Curation Workflow Development for SkateBase: A Resource for Little Skate Genome Annotation

Bioinformatics Internship Presentation

Sara RobinsonSara Robinson (Mentor: Dr. Karen Ross, Department of Biochemistry and Molecular & Cellular Biology, Georgetown University)

May 12th, 2:00pm, Room 1202, Harris Building

The Little Skate Genome Project, an ongoing effort of the North East Bioinformatics Collaborative (NEBC) of the North East Cyberinfrastructure Consortium (NECC), was initiated to accelerate studies of comparative physiology based largely on the little skate (Leucoraja erinacea)’s relevance as a biomedical model.  The scientific community cannot derive value from large sequencing efforts unless the information is easily accessible, shareable, and translated to knowledge.  SkateBase (http://skatebase.org) has been established as a public portal for dissemination of little skate genome curation.   When the research article introducing the SkateBase elasmobranch genome project was published in 2014 (Wyffels et al.), the authors emphasized the importance of data sharing and measured its value by the number of derived publications.  In 2014, 19 publications in refereed journals cited data downloaded from the SkateBase public web portal.  That number continues to increase (29 as of May 2017) and, considering molecular data are the foundation of genetic investigations and experimental reagent development, the information hosted on SkateBase must be current.  Considerable progress has been made on skate gene annotation through student projects in the bioinformatics programs at Georgetown and the University of Delaware; however, most of this information has not been added to SkateBase.  Getting the information into SkateBase is challenging because the curation workflow is outdated and does not take advantage of automation. 
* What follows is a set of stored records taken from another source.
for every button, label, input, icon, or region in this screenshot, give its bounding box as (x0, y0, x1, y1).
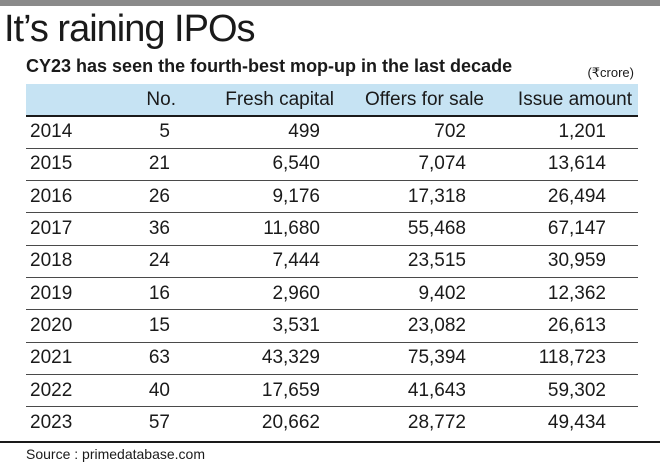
cell-year: 2017 (26, 212, 108, 246)
cell-count: 26 (108, 180, 202, 214)
cell-year: 2019 (26, 277, 108, 311)
cell-issue-amount: 26,613 (496, 309, 638, 343)
table-row: 2018 24 7,444 23,515 30,959 (26, 245, 638, 278)
cell-offers-for-sale: 55,468 (346, 212, 496, 246)
cell-year: 2021 (26, 342, 108, 375)
cell-offers-for-sale: 702 (346, 116, 496, 149)
cell-year: 2023 (30, 412, 73, 434)
header-count: No. (108, 84, 202, 117)
header-offers-for-sale: Offers for sale (346, 84, 496, 117)
cell-fresh-capital: 2,960 (202, 277, 346, 311)
cell-year: 2020 (26, 309, 108, 343)
top-rule (0, 0, 660, 6)
cell-issue-amount: 12,362 (496, 277, 638, 311)
cell-issue-amount: 59,302 (496, 374, 638, 408)
cell-count: 57 (148, 412, 170, 434)
ipo-table: No. Fresh capital Offers for sale Issue … (26, 84, 638, 439)
cell-fresh-capital: 6,540 (202, 148, 346, 182)
cell-issue-amount: 13,614 (496, 148, 638, 182)
cell-year: 2018 (26, 245, 108, 278)
table-header-row: No. Fresh capital Offers for sale Issue … (26, 84, 638, 117)
cell-fresh-capital: 499 (202, 116, 346, 149)
header-issue-amount: Issue amount (496, 84, 638, 117)
table-row: 2019 16 2,960 9,402 12,362 (26, 277, 638, 311)
cell-fresh-capital: 7,444 (202, 245, 346, 278)
table-body: 2014 5 499 702 1,201 2015 21 6,540 7,074 13,614 20… (26, 116, 638, 439)
table-row: 2017 36 11,680 55,468 67,147 (26, 212, 638, 246)
cell-fresh-capital: 43,329 (202, 342, 346, 375)
table-row: 2014 5 499 702 1,201 (26, 116, 638, 149)
cell-issue-amount: 49,434 (547, 412, 606, 434)
cell-offers-for-sale: 23,082 (346, 309, 496, 343)
cell-count: 16 (108, 277, 202, 311)
cell-count: 15 (108, 309, 202, 343)
header-fresh-capital: Fresh capital (202, 84, 346, 117)
chart-subtitle: CY23 has seen the fourth-best mop-up in … (26, 56, 513, 76)
table-row: 2021 63 43,329 75,394 118,723 (26, 342, 638, 375)
bottom-rule (0, 441, 660, 443)
cell-offers-for-sale: 41,643 (346, 374, 496, 408)
cell-count: 21 (108, 148, 202, 182)
cell-count: 36 (108, 212, 202, 246)
cell-issue-amount: 67,147 (496, 212, 638, 246)
cell-fresh-capital: 3,531 (202, 309, 346, 343)
cell-fresh-capital: 20,662 (261, 412, 320, 434)
cell-offers-for-sale: 75,394 (346, 342, 496, 375)
header-year (26, 84, 108, 117)
source-note: Source : primedatabase.com (26, 446, 205, 462)
cell-offers-for-sale: 28,772 (407, 412, 466, 434)
chart-title: It’s raining IPOs (4, 8, 256, 50)
cell-offers-for-sale: 7,074 (346, 148, 496, 182)
cell-year: 2015 (26, 148, 108, 182)
table-row: 2015 21 6,540 7,074 13,614 (26, 148, 638, 182)
table-row: 2022 40 17,659 41,643 59,302 (26, 374, 638, 408)
cell-issue-amount: 1,201 (496, 116, 638, 149)
unit-label: (₹crore) (587, 65, 634, 80)
cell-fresh-capital: 17,659 (202, 374, 346, 408)
cell-count: 24 (108, 245, 202, 278)
cell-fresh-capital: 11,680 (202, 212, 346, 246)
cell-offers-for-sale: 9,402 (346, 277, 496, 311)
cell-offers-for-sale: 23,515 (346, 245, 496, 278)
table-row: 2020 15 3,531 23,082 26,613 (26, 309, 638, 343)
cell-count: 63 (108, 342, 202, 375)
cell-year: 2014 (26, 116, 108, 149)
cell-year: 2016 (26, 180, 108, 214)
cell-fresh-capital: 9,176 (202, 180, 346, 214)
cell-offers-for-sale: 17,318 (346, 180, 496, 214)
cell-issue-amount: 30,959 (496, 245, 638, 278)
cell-count: 5 (108, 116, 202, 149)
cell-count: 40 (108, 374, 202, 408)
cell-issue-amount: 118,723 (496, 342, 638, 375)
cell-year: 2022 (26, 374, 108, 408)
table-row: 2023 57 20,662 28,772 49,434 (26, 407, 638, 439)
cell-issue-amount: 26,494 (496, 180, 638, 214)
table-row: 2016 26 9,176 17,318 26,494 (26, 180, 638, 214)
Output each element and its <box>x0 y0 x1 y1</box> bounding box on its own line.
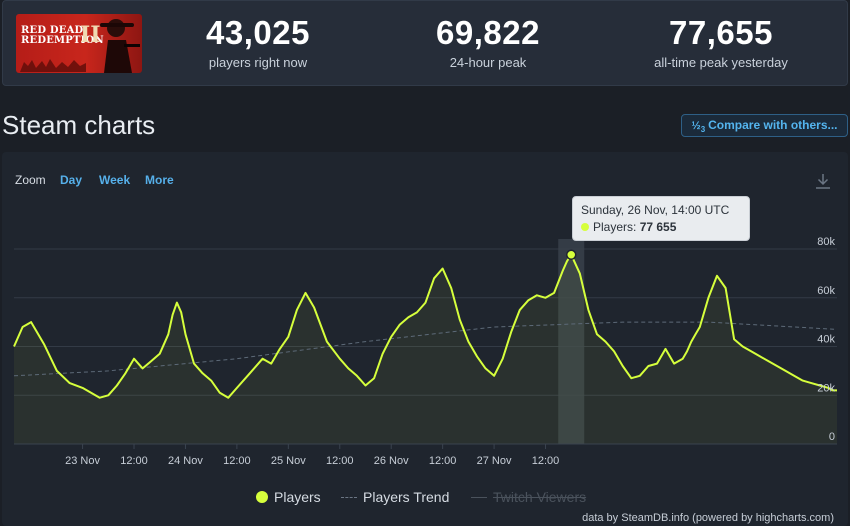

My project was designed to address the problem of data availability and access by expanding the amount of data available on the SkateBase Gene Table.  A collection of gene curation reports completed by University of Delaware students (2012-2015), and Georgetown University students (2013-2015), served as the source of the new data.  The annotation evidence from each student report was independently verified using NCBI databases, UniProtKB, protein family and domain databases like Pfam and SMART, and literature databases such as PubMed.  Procedures for generating other data for SkateBase needed to be updated.  For example, the Integrative Genomics Viewer (IGV) tool was used to create gene cartoons from a General Feature Format (GFF) file describing genomic features, and Sequin, an independent software tool developed by the NCBI for submitting and updating entries to the GenBank sequence database, was used to create customized GenBank records for each gene.   

The data was collected and organized on an Excel spreadsheet.  Previously, formatting of the data per SkateBase standards for upload to the Gene Table was done manually, which was time consuming and error-prone.  A custom Python script was written to handle the data more efficiently and facilitate the transition from spreadsheet to public portal. 

Finally, documentation with curation guidelines is being written to make it easier for other curators to continue this work while maintaining data collection and formatting standards.  Indeed, a significant barrier to practical data sharing is the variable persistence of data and software tools.  Available resources must be current, and curation workflows must be robust, well documented, and exploit automation as much as possible. 

Wyffels J, King BL, Vincent J, Chen C, Wu CH, Polson SW. SkateBase, an elasmobranch genome project and collection of molecular resources for chondrichthyan fishes. F1000Res. 2014 Aug 12;3:191. doi: 10.12688/f1000research.4996.1. eCollection 2014. PubMed PMID: 25309735; PubMed Central PMCID: PMC4184313.